Thesis defense Sascha Vermeer (Donders Series 83)
5 April 2012
Promotors: Prof.dr. N.V.A.M. Knoers, Prof.dr. H.P.H. Kremer
Copromotors: Dr. H. Scheffer, dr. B.P.C. van de Warrenburg
Clinical and genetic characterisation of Autosomal Recessive Cerebellar Ataxias
With the project entitled “Clinical and genetic characterisation of autosomal recessive cerebellar ataxias” we could identify Dutch patients with the rare neurodegenerative disorder called ARSACS (autosomal recessive spastic ataxia of Charlevoix-Saguenay). In total we identified 23 Dutch patients from 16 different families. By performing detailed neurological examination in many ARSACS patients in our clinic we have characterized a specific uniform phenotype for ARSACS in a Dutch cohort. As mutation scanning of the entire SACS gene, involved in ARSACS, is now possible we expect to identify more ARSACS patients.
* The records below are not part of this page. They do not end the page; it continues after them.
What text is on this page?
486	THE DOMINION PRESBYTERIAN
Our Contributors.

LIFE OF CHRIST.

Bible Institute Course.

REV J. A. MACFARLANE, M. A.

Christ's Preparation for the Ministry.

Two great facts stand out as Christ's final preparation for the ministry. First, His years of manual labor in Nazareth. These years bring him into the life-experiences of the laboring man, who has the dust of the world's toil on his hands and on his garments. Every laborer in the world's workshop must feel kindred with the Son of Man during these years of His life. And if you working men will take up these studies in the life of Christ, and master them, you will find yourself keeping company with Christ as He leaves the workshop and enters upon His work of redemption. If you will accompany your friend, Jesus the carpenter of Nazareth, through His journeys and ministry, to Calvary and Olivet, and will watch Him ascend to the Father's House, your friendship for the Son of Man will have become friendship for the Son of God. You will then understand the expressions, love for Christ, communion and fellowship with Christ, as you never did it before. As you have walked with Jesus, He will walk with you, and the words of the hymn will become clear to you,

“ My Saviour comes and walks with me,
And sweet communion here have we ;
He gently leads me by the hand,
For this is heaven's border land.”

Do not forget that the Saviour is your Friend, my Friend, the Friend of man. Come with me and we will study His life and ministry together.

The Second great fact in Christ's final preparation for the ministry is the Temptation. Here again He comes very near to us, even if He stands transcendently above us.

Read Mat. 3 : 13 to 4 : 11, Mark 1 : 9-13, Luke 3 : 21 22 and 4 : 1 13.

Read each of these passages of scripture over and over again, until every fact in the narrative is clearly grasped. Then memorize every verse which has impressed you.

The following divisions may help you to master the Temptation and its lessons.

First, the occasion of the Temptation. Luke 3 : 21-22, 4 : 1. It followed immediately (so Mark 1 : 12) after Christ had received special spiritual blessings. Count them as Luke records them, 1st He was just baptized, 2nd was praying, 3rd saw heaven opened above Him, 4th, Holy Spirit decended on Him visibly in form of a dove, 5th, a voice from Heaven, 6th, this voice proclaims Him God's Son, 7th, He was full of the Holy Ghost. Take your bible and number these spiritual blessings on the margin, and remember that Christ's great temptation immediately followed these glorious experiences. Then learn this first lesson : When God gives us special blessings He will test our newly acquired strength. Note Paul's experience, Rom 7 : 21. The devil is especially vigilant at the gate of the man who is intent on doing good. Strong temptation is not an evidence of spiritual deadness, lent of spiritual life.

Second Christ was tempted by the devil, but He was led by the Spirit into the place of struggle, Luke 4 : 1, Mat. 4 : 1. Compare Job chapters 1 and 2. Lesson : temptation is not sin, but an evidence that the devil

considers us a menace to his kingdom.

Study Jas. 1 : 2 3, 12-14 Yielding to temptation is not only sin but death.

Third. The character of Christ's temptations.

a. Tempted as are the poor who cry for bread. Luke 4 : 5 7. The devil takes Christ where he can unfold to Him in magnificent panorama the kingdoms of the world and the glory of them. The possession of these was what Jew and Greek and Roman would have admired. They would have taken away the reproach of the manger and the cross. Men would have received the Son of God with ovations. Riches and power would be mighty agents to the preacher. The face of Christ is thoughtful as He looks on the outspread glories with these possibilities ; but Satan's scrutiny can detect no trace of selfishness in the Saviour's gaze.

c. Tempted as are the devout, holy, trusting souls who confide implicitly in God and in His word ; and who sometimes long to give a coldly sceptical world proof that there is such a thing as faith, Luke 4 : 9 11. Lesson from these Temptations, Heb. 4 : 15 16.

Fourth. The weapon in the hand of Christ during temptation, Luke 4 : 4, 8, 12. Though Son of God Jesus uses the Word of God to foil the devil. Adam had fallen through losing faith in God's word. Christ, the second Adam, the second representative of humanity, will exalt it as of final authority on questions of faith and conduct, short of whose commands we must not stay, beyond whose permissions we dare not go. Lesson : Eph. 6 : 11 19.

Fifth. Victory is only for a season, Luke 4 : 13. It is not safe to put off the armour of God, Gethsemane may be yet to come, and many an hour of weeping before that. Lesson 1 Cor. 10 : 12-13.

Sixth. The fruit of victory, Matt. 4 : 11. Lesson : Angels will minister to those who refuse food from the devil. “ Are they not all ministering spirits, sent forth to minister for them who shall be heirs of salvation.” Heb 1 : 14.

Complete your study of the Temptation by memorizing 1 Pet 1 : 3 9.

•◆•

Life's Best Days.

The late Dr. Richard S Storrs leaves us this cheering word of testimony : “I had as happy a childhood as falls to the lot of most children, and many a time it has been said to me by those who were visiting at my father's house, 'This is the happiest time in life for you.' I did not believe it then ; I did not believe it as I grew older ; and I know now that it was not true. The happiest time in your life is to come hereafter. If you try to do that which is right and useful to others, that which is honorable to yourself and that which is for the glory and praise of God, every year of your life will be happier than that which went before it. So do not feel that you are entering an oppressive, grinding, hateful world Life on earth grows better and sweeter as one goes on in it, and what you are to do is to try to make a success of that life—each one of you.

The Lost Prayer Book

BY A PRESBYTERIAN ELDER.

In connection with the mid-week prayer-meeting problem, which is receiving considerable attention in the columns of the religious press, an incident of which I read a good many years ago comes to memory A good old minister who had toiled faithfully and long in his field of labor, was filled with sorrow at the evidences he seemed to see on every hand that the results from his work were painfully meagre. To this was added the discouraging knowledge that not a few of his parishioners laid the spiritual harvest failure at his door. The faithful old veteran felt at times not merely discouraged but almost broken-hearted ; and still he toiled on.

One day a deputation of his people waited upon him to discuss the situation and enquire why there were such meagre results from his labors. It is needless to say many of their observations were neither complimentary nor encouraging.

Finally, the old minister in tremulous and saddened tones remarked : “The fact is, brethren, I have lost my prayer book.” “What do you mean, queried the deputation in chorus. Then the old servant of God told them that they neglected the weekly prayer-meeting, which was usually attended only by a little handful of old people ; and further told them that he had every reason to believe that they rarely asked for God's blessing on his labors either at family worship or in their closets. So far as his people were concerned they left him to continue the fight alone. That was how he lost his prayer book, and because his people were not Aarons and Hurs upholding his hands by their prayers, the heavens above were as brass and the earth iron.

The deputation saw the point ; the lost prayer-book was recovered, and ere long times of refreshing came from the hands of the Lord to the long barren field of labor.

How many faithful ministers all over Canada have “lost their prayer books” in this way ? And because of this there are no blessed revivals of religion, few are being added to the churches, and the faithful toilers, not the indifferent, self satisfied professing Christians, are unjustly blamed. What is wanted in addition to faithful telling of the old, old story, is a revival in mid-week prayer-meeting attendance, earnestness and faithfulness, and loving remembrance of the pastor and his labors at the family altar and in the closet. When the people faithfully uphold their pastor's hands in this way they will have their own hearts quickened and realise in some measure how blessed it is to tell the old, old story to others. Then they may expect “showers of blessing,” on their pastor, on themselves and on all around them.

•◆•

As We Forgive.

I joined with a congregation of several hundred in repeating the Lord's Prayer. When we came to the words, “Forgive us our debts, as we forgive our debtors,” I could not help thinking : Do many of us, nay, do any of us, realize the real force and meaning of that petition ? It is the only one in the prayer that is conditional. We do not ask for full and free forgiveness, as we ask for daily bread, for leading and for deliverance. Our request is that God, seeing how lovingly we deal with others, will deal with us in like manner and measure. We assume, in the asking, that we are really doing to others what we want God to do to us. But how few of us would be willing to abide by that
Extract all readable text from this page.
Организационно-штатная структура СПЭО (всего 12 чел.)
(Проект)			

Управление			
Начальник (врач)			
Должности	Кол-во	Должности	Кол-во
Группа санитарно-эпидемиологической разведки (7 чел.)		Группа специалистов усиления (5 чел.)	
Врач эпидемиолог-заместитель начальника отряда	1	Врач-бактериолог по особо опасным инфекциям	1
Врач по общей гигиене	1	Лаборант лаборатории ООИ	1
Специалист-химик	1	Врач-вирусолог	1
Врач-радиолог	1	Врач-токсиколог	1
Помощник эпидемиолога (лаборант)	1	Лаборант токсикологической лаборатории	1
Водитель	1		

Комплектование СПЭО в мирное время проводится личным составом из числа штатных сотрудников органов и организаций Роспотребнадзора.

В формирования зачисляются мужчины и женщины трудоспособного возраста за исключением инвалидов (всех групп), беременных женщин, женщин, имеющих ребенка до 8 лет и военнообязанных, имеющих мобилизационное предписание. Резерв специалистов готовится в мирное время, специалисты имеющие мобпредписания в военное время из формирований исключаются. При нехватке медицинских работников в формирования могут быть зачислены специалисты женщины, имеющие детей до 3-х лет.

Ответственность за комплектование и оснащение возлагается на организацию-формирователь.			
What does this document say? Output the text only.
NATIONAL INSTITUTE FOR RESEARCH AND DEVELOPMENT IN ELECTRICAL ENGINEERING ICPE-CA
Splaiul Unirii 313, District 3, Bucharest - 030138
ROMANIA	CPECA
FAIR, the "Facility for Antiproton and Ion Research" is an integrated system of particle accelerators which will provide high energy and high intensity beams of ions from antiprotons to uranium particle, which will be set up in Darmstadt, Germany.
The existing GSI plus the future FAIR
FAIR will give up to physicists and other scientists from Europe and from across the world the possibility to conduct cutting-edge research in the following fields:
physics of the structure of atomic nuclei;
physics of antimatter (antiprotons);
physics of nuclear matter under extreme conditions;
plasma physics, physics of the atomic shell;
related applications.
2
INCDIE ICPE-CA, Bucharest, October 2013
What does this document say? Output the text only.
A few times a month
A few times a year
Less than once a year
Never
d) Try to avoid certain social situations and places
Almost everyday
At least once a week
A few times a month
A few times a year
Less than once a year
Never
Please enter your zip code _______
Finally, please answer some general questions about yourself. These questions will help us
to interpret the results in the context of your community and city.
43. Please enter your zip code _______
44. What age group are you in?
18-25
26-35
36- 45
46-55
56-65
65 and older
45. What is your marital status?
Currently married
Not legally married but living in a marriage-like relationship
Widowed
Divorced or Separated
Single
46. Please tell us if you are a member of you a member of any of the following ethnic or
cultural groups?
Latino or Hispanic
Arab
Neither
Furthermore by combining SNP array-based linkage analysis and targeted resequencing of relevant sequences in the linkage interval using next generation sequencing technology we identified a novel gene (ANO10) involved in a rather pure autosomal recessive cerebellar ataxia (ARCA). Mutations could be identified in three different families originating from the Netherlands, France and Serbia. ANO10 encodes a putative calcium-activated chloride channel, this adds another pathway to the list of pathophysiological mechanisms that may cause cerebellar ataxia.